OpenAI launches GPT-5.6, touts stronger cybersecurity and lower costs
OpenAI released GPT-5.6 with three models, lower estimated costs and stronger cyber controls, and put it into Microsoft 365 Copilot the same day.

OpenAI released the GPT-5.6 family on July 9, pairing a flagship model with two lower-cost options as it pushed harder into cybersecurity, enterprise software and automated work. The company said the new line is built to use fewer tokens, lower estimated cost, and perform better across coding, knowledge work, cybersecurity and science.
GPT-5.6 comes in three versions: Sol, the flagship; Terra, a balanced lower-cost option; and Luna, the fastest and most cost-efficient model. OpenAI said Sol outperforms previous and competing frontier models, and added a new ultra setting that coordinates multiple agents across parallel workstreams for more complex tasks. The company also said Sol has stronger computer-use and design judgment, a claim aimed squarely at business users who want more dependable output, not just bigger benchmark numbers.

The rollout moved quickly from preview to general availability.
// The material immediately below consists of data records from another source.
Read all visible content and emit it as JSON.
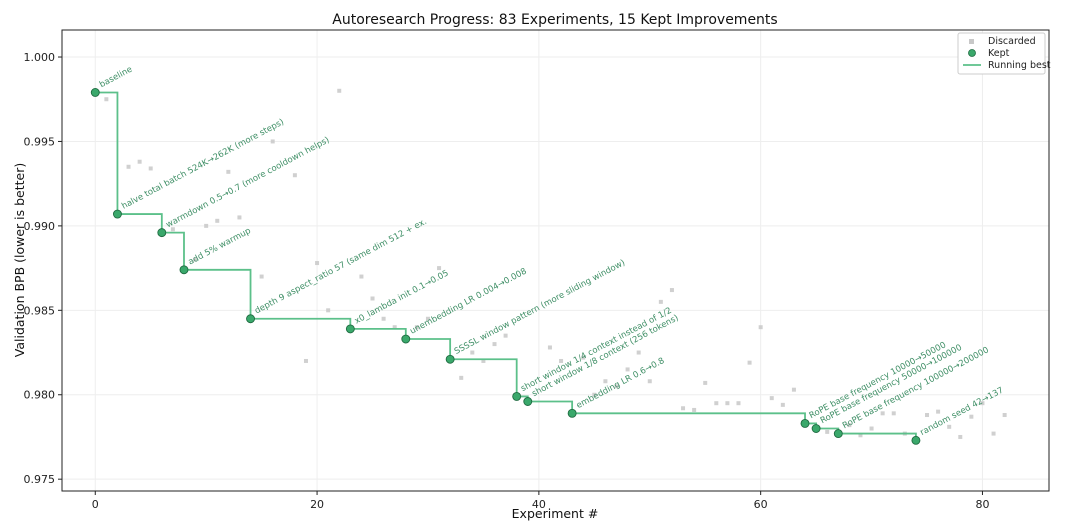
{
  "chart_data": {
    "type": "scatter",
    "title": "Autoresearch Progress: 83 Experiments, 15 Kept Improvements",
    "xlabel": "Experiment #",
    "ylabel": "Validation BPB (lower is better)",
    "xlim": [
      -3,
      86
    ],
    "ylim": [
      0.9743,
      1.0016
    ],
    "xticks": [
      0,
      20,
      40,
      60,
      80
    ],
    "yticks": [
      0.975,
      0.98,
      0.985,
      0.99,
      0.995,
      1.0
    ],
    "ytick_labels": [
      "0.975",
      "0.980",
      "0.985",
      "0.990",
      "0.995",
      "1.000"
    ],
    "grid": true,
    "legend_position": "top-right",
    "legend": [
      "Discarded",
      "Kept",
      "Running best"
    ],
    "colors": {
      "kept": "#3aa86b",
      "kept_edge": "#1f6b41",
      "running_best": "#5cc08a",
      "discarded": "#c8c8c8",
      "annotation": "#3f8f66"
    },
    "series": [
      {
        "name": "Discarded",
        "points": [
          [
            1,
            0.9975
          ],
          [
            3,
            0.9935
          ],
          [
            4,
            0.9938
          ],
          [
            5,
            0.9934
          ],
          [
            7,
            0.9898
          ],
          [
            9,
            0.988
          ],
          [
            10,
            0.99
          ],
          [
            11,
            0.9903
          ],
          [
            12,
            0.9932
          ],
          [
            13,
            0.9905
          ],
          [
            15,
            0.987
          ],
          [
            16,
            0.995
          ],
          [
            18,
            0.993
          ],
          [
            19,
            0.982
          ],
          [
            20,
            0.9878
          ],
          [
            21,
            0.985
          ],
          [
            22,
            0.998
          ],
          [
            24,
            0.987
          ],
          [
            25,
            0.9857
          ],
          [
            26,
            0.9845
          ],
          [
            27,
            0.984
          ],
          [
            29,
            0.984
          ],
          [
            30,
            0.9845
          ],
          [
            31,
            0.9875
          ],
          [
            33,
            0.981
          ],
          [
            34,
            0.9825
          ],
          [
            35,
            0.982
          ],
          [
            36,
            0.983
          ],
          [
            37,
            0.9835
          ],
          [
            41,
            0.9828
          ],
          [
            42,
            0.982
          ],
          [
            44,
            0.9822
          ],
          [
            45,
            0.98
          ],
          [
            46,
            0.9808
          ],
          [
            47,
            0.9805
          ],
          [
            48,
            0.9815
          ],
          [
            49,
            0.9825
          ],
          [
            50,
            0.9808
          ],
          [
            51,
            0.9855
          ],
          [
            52,
            0.9862
          ],
          [
            53,
            0.9792
          ],
          [
            54,
            0.9791
          ],
          [
            55,
            0.9807
          ],
          [
            56,
            0.9795
          ],
          [
            57,
            0.9795
          ],
          [
            58,
            0.9795
          ],
          [
            59,
            0.9819
          ],
          [
            60,
            0.984
          ],
          [
            61,
            0.9798
          ],
          [
            62,
            0.9794
          ],
          [
            63,
            0.9803
          ],
          [
            66,
            0.9778
          ],
          [
            68,
            0.9782
          ],
          [
            69,
            0.9776
          ],
          [
            70,
            0.978
          ],
          [
            71,
            0.9789
          ],
          [
            72,
            0.9789
          ],
          [
            73,
            0.9777
          ],
          [
            75,
            0.9788
          ],
          [
            76,
            0.979
          ],
          [
            77,
            0.9781
          ],
          [
            78,
            0.9775
          ],
          [
            79,
            0.9787
          ],
          [
            80,
            0.9795
          ],
          [
            81,
            0.9777
          ],
          [
            82,
            0.9788
          ]
        ]
      },
      {
        "name": "Kept",
        "points": [
          [
            0,
            0.9979
          ],
          [
            2,
            0.9907
          ],
          [
            6,
            0.9896
          ],
          [
            8,
            0.9874
          ],
          [
            14,
            0.9845
          ],
          [
            23,
            0.9839
          ],
          [
            28,
            0.9833
          ],
          [
            32,
            0.9821
          ],
          [
            38,
            0.9799
          ],
          [
            39,
            0.9796
          ],
          [
            43,
            0.9789
          ],
          [
            64,
            0.9783
          ],
          [
            65,
            0.978
          ],
          [
            67,
            0.9777
          ],
          [
            74,
            0.9773
          ]
        ]
      },
      {
        "name": "Running best",
        "points": [
          [
            0,
            0.9979
          ],
          [
            2,
            0.9907
          ],
          [
            6,
            0.9896
          ],
          [
            8,
            0.9874
          ],
          [
            14,
            0.9845
          ],
          [
            23,
            0.9839
          ],
          [
            28,
            0.9833
          ],
          [
            32,
            0.9821
          ],
          [
            38,
            0.9799
          ],
          [
            39,
            0.9796
          ],
          [
            43,
            0.9789
          ],
          [
            64,
            0.9783
          ],
          [
            65,
            0.978
          ],
          [
            67,
            0.9777
          ],
          [
            74,
            0.9773
          ]
        ],
        "end_x": 74
      }
    ],
    "annotations": [
      "baseline",
      "halve total batch 524K→262K (more steps)",
      "warmdown 0.5→0.7 (more cooldown helps)",
      "add 5% warmup",
      "depth 9 aspect_ratio 57 (same dim 512 + ex.",
      "x0_lambda init 0.1→0.05",
      "unembedding LR 0.004→0.008",
      "SSSSL window pattern (more sliding window)",
      "short window 1/4 context instead of 1/2",
      "short window 1/8 context (256 tokens)",
      "embedding LR 0.6→0.8",
      "RoPE base frequency 10000→50000",
      "RoPE base frequency 50000→100000",
      "RoPE base frequency 100000→200000",
      "random seed 42→137"
    ]
  }
}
OpenAI first previewed GPT-5.6 Sol on June 26, describing it as a next-generation model with stronger coding, science and cybersecurity capabilities and what it called its most advanced safety stack. During the preview, Sol, Terra and Luna were available only through the OpenAI API and Codex to a limited group of trusted partners and organizations, and GPT-5.6 was not available in ChatGPT.
Safety and cyber defense sit at the center of the launch. OpenAI said the new family uses its most robust safeguards yet and is designed to be deployed safely and at scale around the world. That message follows a broader company push in which OpenAI expanded Trusted Access for Cyber in April 2026 to thousands of verified individual defenders and hundreds of teams responsible for critical software, while introducing GPT-5.4-Cyber as a cyber-permissive variant for vetted defenders.
OpenAI also said in April that it committed $10 million in API credits to speed cyber defense efforts, arguing that frontier cyber capabilities should be more widely available to improve software security and defensive readiness. In December 2025, the company published a cybersecurity resilience plan that framed its work as a response to dual-use risks as its models became more capable in security-related tasks.
The enterprise stakes are immediate. OpenAI said GPT-5.6 is now the preferred model in Microsoft 365 Copilot, giving the release an instant channel into workplace software used across corporate and government settings. For buyers weighing adoption, the pitch is not just about raw capability, but about whether a cheaper model with stronger safeguards, more cyber-focused controls and tighter integration changes the economics of deployment.